In Angeln, hidden between the meadows and fields, a large orchard in Sörup-Winderatt has been gathering old types of fruit for around three decades. It all started with the Angeln heirloom apple, which was praised as a particularly fine variety by the Chamber of Farmers of Schleswig-Holstein in 1950. After being tipped off by the public in the early ’90s, Meinolf Hammerschmidt found an apple tree dating back to 1850 in Sörup and cut the first slips for propagation.
The Chinese origins of this apple as well as its dissemination in Europe through monasteries and manors are on display in the lively fruit museum. Themed gardens with baroque garden elements like pergolas and espaliers provide insights into the gardening culture of each era. Monasteries played a major role in the dissemination of fruit from 11th to 15th centuries. Quinces and medlars, which have since faded into obscurity, were once used for their healing properties. These can be viewed in the orchard.

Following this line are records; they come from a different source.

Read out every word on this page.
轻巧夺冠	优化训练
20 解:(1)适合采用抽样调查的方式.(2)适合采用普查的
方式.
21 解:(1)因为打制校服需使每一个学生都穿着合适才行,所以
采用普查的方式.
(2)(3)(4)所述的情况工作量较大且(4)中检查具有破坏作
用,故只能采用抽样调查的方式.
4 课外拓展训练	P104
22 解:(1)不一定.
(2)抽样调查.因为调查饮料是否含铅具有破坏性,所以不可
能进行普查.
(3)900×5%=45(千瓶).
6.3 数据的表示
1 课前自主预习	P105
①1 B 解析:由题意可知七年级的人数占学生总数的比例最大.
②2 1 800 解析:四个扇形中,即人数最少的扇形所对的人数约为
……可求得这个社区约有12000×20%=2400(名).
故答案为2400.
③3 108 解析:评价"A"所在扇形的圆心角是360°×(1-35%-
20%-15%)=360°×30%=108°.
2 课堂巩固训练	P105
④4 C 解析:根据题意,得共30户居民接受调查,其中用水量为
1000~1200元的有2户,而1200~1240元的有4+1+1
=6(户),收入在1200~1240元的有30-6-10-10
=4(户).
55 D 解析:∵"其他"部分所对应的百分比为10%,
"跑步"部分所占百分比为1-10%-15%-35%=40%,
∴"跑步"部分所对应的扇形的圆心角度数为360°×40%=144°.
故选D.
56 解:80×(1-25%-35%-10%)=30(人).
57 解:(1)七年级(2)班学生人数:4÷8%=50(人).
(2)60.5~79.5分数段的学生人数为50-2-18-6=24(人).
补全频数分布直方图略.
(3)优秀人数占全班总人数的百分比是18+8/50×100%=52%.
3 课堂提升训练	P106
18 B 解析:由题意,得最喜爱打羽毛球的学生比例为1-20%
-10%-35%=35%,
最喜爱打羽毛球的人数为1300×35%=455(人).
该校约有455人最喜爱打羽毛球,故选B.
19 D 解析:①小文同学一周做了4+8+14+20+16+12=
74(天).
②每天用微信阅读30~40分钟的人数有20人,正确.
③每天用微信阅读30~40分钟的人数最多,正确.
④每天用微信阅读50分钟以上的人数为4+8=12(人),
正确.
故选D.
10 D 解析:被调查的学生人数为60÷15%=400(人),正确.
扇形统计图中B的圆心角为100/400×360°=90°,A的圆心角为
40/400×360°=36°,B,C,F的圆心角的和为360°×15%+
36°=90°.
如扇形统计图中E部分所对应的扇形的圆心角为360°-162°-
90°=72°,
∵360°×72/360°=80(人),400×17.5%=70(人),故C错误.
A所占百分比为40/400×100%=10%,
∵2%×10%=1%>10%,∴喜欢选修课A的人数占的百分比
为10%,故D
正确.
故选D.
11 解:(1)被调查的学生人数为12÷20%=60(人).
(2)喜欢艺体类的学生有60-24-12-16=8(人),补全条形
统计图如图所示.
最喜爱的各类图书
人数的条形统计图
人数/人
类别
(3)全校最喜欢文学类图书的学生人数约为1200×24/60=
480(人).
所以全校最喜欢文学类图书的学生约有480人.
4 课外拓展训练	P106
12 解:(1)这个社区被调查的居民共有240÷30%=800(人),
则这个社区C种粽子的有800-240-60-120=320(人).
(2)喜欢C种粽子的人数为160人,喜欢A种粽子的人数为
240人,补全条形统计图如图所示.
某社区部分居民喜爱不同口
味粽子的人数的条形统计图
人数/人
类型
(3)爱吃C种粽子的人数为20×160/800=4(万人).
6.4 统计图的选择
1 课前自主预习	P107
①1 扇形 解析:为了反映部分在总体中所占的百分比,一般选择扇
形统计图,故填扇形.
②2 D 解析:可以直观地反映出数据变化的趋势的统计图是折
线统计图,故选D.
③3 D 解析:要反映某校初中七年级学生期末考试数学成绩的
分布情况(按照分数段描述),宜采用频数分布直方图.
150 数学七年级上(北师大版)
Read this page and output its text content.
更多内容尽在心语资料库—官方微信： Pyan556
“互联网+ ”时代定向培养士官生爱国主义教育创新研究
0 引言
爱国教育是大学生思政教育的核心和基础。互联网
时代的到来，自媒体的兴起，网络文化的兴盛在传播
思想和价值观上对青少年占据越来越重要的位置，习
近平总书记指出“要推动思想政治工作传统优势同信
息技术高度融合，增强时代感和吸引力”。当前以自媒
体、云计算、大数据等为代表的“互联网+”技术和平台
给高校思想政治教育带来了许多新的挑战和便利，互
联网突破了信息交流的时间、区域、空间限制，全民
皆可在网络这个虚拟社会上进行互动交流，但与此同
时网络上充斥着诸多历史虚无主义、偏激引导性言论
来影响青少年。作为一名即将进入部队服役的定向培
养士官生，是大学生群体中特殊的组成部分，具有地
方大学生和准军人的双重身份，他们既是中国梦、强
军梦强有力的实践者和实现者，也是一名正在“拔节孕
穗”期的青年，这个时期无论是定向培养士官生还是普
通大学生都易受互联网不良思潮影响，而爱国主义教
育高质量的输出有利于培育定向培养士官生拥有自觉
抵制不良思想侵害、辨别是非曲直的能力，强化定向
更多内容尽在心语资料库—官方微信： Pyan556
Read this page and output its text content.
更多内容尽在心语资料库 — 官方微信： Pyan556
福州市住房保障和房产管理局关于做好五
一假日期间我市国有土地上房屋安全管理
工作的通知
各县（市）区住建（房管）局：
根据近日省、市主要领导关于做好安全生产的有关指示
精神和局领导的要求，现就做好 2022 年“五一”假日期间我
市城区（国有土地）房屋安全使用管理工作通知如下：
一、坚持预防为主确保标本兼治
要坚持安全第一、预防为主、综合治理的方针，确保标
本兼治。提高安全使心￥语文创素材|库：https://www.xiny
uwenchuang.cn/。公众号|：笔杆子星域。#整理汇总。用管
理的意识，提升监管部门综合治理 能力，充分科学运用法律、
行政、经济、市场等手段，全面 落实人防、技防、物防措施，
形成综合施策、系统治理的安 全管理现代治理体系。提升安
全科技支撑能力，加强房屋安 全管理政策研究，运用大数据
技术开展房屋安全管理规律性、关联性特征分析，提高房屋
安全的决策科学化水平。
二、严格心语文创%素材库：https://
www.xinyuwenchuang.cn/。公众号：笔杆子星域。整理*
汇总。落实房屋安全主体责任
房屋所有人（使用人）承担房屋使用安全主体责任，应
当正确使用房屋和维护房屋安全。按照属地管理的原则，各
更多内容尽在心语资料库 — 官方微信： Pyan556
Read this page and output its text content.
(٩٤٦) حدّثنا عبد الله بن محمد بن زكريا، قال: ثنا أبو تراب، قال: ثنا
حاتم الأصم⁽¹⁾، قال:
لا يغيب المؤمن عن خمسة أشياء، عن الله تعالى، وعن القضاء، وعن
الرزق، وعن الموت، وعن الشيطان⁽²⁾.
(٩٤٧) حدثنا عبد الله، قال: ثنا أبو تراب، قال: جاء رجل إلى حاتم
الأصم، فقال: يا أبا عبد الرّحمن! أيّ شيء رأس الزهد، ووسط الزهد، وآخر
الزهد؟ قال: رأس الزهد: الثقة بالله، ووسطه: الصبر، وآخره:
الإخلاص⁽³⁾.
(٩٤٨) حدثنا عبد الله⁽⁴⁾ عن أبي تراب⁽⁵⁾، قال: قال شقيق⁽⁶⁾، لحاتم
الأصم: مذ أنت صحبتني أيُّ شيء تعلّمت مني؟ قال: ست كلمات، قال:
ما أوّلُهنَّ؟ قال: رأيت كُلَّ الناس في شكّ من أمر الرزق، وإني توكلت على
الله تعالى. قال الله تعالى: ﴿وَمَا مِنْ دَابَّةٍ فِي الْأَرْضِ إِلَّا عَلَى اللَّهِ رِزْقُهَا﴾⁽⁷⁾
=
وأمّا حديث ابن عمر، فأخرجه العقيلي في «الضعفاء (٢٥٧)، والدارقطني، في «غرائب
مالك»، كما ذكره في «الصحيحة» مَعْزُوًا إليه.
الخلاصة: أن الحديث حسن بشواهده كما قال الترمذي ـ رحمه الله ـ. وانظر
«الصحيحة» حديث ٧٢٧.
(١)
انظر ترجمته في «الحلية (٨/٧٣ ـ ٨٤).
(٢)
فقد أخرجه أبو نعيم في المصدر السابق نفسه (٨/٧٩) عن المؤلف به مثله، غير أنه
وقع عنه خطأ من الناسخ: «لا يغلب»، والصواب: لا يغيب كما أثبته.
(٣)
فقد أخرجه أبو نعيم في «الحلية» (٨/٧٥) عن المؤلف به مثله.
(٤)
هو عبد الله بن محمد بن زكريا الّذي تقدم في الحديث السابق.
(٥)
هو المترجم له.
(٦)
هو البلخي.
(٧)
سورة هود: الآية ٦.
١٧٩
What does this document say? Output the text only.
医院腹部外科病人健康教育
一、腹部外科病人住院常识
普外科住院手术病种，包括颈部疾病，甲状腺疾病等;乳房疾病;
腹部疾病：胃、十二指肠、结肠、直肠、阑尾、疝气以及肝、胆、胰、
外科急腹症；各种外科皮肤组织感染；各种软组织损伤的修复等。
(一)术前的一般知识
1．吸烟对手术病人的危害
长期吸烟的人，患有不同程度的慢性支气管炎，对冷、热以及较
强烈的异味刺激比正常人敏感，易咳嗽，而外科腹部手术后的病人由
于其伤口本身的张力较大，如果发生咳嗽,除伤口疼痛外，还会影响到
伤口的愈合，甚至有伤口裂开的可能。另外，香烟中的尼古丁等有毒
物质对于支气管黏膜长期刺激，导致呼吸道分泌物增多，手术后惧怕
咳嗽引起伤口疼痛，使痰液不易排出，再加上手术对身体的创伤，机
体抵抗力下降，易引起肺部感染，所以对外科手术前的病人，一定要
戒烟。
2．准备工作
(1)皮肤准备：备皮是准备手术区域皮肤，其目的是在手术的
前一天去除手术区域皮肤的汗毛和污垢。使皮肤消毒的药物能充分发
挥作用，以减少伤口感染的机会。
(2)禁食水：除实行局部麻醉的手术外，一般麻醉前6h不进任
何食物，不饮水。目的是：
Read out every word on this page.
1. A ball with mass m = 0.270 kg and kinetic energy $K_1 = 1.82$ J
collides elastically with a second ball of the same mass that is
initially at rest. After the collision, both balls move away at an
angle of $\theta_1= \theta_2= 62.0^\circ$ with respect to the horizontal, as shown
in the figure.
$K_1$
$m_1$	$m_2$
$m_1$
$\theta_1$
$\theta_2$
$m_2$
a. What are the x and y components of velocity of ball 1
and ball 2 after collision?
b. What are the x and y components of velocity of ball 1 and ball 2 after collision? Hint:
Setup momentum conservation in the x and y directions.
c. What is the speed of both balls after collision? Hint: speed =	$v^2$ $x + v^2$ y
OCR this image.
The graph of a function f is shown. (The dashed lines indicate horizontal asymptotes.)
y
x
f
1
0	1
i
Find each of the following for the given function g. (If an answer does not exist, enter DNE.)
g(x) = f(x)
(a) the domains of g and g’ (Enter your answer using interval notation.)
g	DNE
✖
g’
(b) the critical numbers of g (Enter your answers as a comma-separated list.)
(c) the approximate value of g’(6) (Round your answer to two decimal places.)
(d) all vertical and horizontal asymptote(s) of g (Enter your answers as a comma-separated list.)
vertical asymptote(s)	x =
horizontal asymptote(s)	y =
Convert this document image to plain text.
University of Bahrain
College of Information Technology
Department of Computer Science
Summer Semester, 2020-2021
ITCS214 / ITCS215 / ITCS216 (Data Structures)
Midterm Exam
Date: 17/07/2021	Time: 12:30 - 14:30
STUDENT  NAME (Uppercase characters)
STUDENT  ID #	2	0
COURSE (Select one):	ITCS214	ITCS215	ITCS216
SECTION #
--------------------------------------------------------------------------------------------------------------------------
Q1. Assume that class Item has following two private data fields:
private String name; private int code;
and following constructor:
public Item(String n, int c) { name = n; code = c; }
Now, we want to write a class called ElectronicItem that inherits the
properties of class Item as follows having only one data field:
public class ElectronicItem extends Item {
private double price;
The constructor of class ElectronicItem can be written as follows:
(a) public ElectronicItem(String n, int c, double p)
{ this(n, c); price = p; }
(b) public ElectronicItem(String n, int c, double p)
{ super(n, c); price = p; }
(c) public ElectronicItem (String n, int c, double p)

Closed areas featuring pear espaliers provide a perfect environment for relaxation. If you’re lucky, you will hear the tree frogs croaking in late summer. These creatures come into the orchard from the nearby sea area of Winderatt to protect the ripe fruit from insects.
The tools and devices used to process and maintain fruit and wood are also on display along with information panels on the different varieties, the history and the production of fruit. You can also taste the variety of flavours at the small fruit buffet.